Guy Borgers est décédé en 2016. "Fin 2017, nous sommes entrés en contact avec son fils, qui nous a permis de ranger une grange et d’emporter des pièces. J’en ai sorti une Alfasud délabrée, 4.000 kilomètres au compteur, bonne pour la ferraille. Regardez, c’est le moteur de la Giulia avec laquelle Yvette Fontaine a couru les 24 heures de Francorchamps!"
Ce n’est qu’après trois visites que la grange dans laquelle se trouvait la GTA de Borgers a pu être accessible. "Patrick nous a raconté que son père avait participé aux 12 heures d’Ypres avec cette voiture, puis était parti à Ostende, avait installé les enfants à bord et les avait emmenés à l’internat de Waregem en faisant pétarader les pots d’échappement!", rigole Soenen. "Nous l’avons sortie de là au mois de mars 2019, avec deux motos. Certaines pièces étaient enterrées."

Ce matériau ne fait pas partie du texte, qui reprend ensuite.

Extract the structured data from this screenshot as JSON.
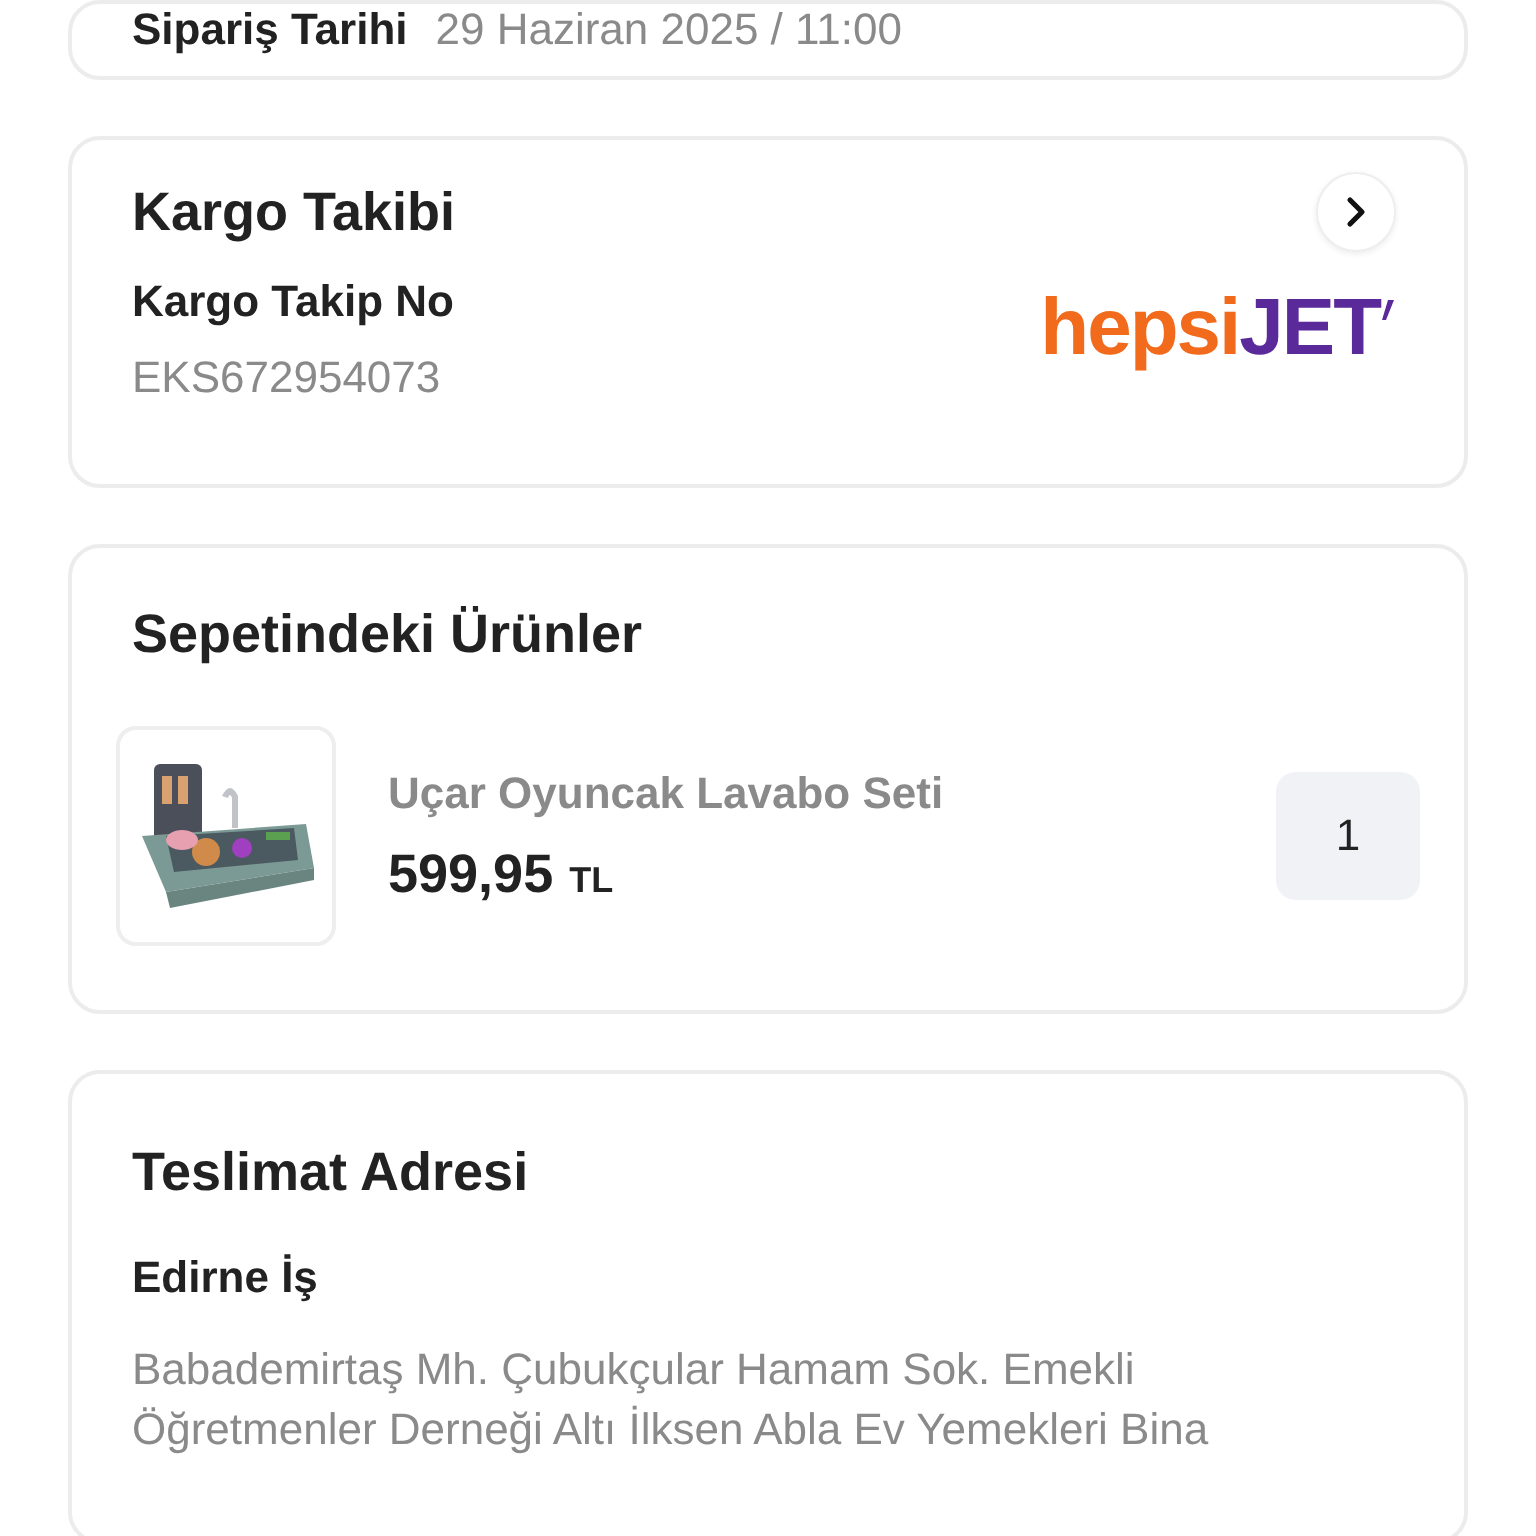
{
  "order_date": {
    "label": "Sipariş Tarihi",
    "value": "29 Haziran 2025 / 11:00"
  },
  "cargo": {
    "title": "Kargo Takibi",
    "tracking_label": "Kargo Takip No",
    "tracking_number": "EKS672954073",
    "carrier_logo": {
      "part_1": "hepsi",
      "part_2": "JET"
    }
  },
  "basket": {
    "title": "Sepetindeki Ürünler",
    "items": [
      {
        "name": "Uçar Oyuncak Lavabo Seti",
        "price": "599,95",
        "currency": "TL",
        "quantity": "1"
      }
    ]
  },
  "delivery": {
    "title": "Teslimat Adresi",
    "address_name": "Edirne İş",
    "address_lines": [
      "Babademirtaş Mh. Çubukçular Hamam Sok. Emekli",
      "Öğretmenler Derneği Altı İlksen Abla Ev Yemekleri Bina"
    ]
  }
}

En continuant à fouiller dans les archives, après l’achat de la voiture, Soenen découvre à quel point cet exemplaire est spécial. "Cinq cents Giulia Sprint GTA ont été construites en version routière sportive, la ‘Stradale’. Autodelta, le département course d’Alfa Romeo, en a converti septante en voitures de circuit et trois en voitures de rallye. Parmi ces dernières, cette voiture, numéro de châssis AR613107, est probablement la seule qui reste."

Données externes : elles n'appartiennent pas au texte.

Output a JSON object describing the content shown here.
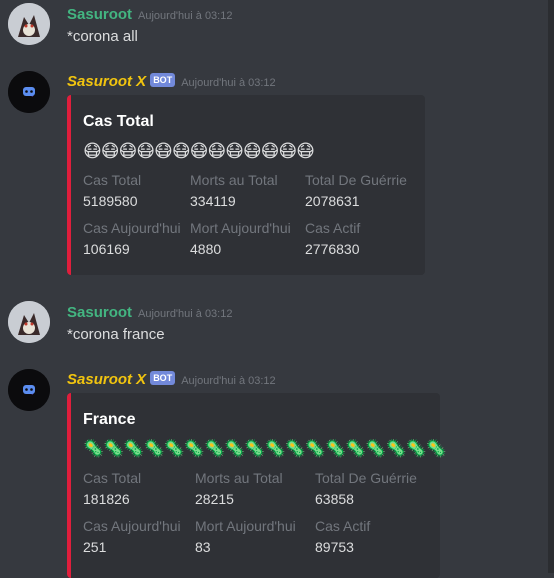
{
  "messages": [
    {
      "author": "Sasuroot",
      "timestamp": "Aujourd'hui à 03:12",
      "content": "*corona all"
    },
    {
      "author": "Sasuroot X",
      "badge": "BOT",
      "timestamp": "Aujourd'hui à 03:12",
      "embed": {
        "title": "Cas Total",
        "emoji_row": "😷😷😷😷😷😷😷😷😷😷😷😷😷",
        "fields": [
          {
            "name": "Cas Total",
            "value": "5189580"
          },
          {
            "name": "Morts au Total",
            "value": "334119"
          },
          {
            "name": "Total De Guérrie",
            "value": "2078631"
          },
          {
            "name": "Cas Aujourd'hui",
            "value": "106169"
          },
          {
            "name": "Mort Aujourd'hui",
            "value": "4880"
          },
          {
            "name": "Cas Actif",
            "value": "2776830"
          }
        ]
      }
    },
    {
      "author": "Sasuroot",
      "timestamp": "Aujourd'hui à 03:12",
      "content": "*corona france"
    },
    {
      "author": "Sasuroot X",
      "badge": "BOT",
      "timestamp": "Aujourd'hui à 03:12",
      "embed": {
        "title": "France",
        "emoji_row": "🦠🦠🦠🦠🦠🦠🦠🦠🦠🦠🦠🦠🦠🦠🦠🦠🦠🦠",
        "fields": [
          {
            "name": "Cas Total",
            "value": "181826"
          },
          {
            "name": "Morts au Total",
            "value": "28215"
          },
          {
            "name": "Total De Guérrie",
            "value": "63858"
          },
          {
            "name": "Cas Aujourd'hui",
            "value": "251"
          },
          {
            "name": "Mort Aujourd'hui",
            "value": "83"
          },
          {
            "name": "Cas Actif",
            "value": "89753"
          }
        ]
      }
    }
  ],
  "colors": {
    "background": "#36393f",
    "embed_bg": "#2f3136",
    "embed_border": "#e01e3c",
    "user_name": "#43b581",
    "bot_name": "#f1c40f",
    "badge": "#7289da"
  },
  "icons": {
    "user_avatar": "fox-avatar-icon",
    "bot_avatar": "discord-logo-icon"
  }
}
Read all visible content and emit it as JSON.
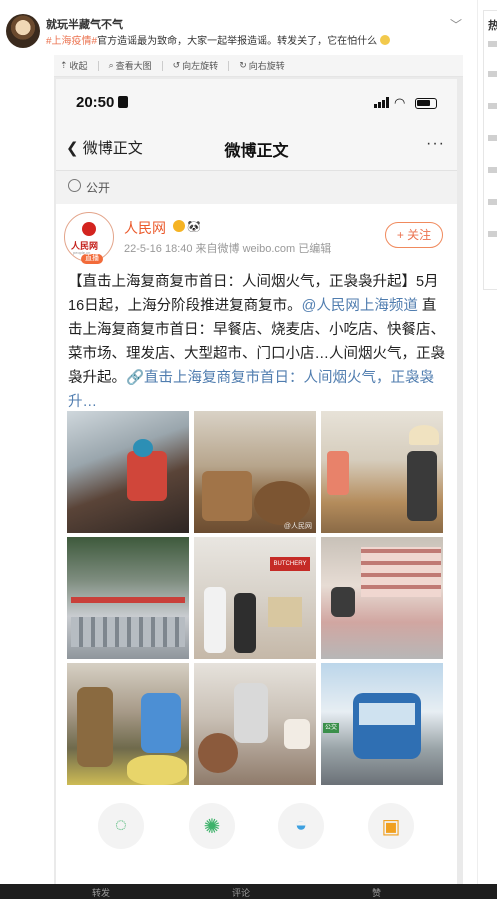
{
  "post": {
    "username": "就玩半藏气不气",
    "tag1": "#上海疫情#",
    "text": "官方造谣最为致命，大家一起举报造谣。转发关了，它在怕什么"
  },
  "sidebar": {
    "heading_char": "热"
  },
  "viewer": {
    "toolbar": [
      "收起",
      "查看大图",
      "向左旋转",
      "向右旋转"
    ]
  },
  "phone": {
    "time": "20:50",
    "back_label": "微博正文",
    "title": "微博正文",
    "more": "···",
    "visibility": "公开",
    "author": {
      "name": "人民网",
      "avatar_text": "人民网",
      "avatar_url_text": "people.cn",
      "live_badge": "直播",
      "meta": "22-5-16 18:40  来自微博 weibo.com  已编辑",
      "follow_label": "+ 关注"
    },
    "body_part1": "【直击上海复商复市首日：人间烟火气，正袅袅升起】5月16日起，上海分阶段推进复商复市。",
    "mention": "@人民网上海频道",
    "body_part2": " 直击上海复商复市首日：早餐店、烧麦店、小吃店、快餐店、菜市场、理发店、大型超市、门口小店…人间烟火气，正袅袅升起。",
    "link_text": "🔗直击上海复商复市首日：人间烟火气，正袅袅升…",
    "photo_watermark": "@人民网",
    "photo_sign": "BUTCHERY",
    "bus_sign": "公交"
  },
  "colors": {
    "accent": "#eb7350",
    "link": "#507daf",
    "tag": "#eb7350"
  },
  "icons": [
    "wechat-icon",
    "moments-icon",
    "qq-icon",
    "save-image-icon"
  ],
  "bottom": {
    "labels": [
      "转发",
      "评论",
      "赞"
    ]
  }
}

Les Autodelta ont notamment été dotées d’une carrosserie en aluminium façonnée à la main et d’un moteur spécial à double allumage - le premier Twin Spark. Le dessous du moteur, une partie de la boîte de vitesses et les jantes étaient en magnésium, ce qui rendait les voitures beaucoup plus légères.
Soenen a fait estimer la voiture. Il refuse que le montant soit publié, mais il est élevé. Cependant, la GTA ne roule pas. En riant, Soenen nous montre le moteur d’origine, avec un piston cassé. Il a été démonté pour être réparé, mais il se trouve toujours sur le même support. "La voiture a été entreposée à l’extérieur dans les années 80 et n’a été mise à l’abri que quelques années plus tard: l’aluminium est encore bon, mais le squelette en métal a été endommagé."

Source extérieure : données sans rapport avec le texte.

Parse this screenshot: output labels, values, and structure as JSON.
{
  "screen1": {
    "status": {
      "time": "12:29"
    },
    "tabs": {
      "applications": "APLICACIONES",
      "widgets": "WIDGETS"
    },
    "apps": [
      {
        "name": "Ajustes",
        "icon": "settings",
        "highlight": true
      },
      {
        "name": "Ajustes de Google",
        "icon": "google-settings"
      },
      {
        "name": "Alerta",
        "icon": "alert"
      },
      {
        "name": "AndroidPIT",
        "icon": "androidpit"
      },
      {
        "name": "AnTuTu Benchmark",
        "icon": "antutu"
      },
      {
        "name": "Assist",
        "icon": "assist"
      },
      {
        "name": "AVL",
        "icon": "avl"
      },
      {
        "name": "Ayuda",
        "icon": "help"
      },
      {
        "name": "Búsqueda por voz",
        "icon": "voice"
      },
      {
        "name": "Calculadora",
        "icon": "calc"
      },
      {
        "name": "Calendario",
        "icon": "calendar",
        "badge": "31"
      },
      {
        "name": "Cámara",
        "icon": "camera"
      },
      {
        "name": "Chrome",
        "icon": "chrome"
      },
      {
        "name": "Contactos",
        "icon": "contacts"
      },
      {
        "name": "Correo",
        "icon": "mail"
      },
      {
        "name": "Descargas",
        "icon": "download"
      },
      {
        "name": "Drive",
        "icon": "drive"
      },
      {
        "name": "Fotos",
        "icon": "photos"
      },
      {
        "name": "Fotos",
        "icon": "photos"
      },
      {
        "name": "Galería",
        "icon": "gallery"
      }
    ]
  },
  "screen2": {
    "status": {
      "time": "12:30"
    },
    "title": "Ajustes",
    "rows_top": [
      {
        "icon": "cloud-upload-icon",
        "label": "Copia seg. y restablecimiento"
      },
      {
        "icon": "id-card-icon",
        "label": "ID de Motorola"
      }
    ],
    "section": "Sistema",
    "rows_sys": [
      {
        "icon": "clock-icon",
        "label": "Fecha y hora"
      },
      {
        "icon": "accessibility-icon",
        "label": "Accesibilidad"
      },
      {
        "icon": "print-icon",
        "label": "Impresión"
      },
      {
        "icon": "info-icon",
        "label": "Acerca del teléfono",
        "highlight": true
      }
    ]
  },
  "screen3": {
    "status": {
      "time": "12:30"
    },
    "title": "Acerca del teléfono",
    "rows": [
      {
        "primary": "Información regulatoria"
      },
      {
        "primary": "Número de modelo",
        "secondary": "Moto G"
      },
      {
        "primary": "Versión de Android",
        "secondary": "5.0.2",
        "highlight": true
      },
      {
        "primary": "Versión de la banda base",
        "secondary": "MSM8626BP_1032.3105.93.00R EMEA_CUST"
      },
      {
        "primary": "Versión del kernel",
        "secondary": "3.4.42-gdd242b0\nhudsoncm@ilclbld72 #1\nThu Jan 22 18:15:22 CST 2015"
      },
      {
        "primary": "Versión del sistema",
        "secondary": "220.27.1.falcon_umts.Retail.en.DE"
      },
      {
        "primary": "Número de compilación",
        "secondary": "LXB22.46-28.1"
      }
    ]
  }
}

Il a déjà reçu une offre qui dépasse l’estimation. "C’est ma voiture. Je viens souvent m’asseoir ici, dans mon bar, pour la regarder. Elle ne sortira plus d’ici, sauf pour aller dans un musée. C’est là qu’elle serait pleinement mise en valeur. Elle ne devrait pas être restaurée, je trouve. C’est pourquoi je viens d’acheter une seconde GTA (1968), mais c’est une Stradale."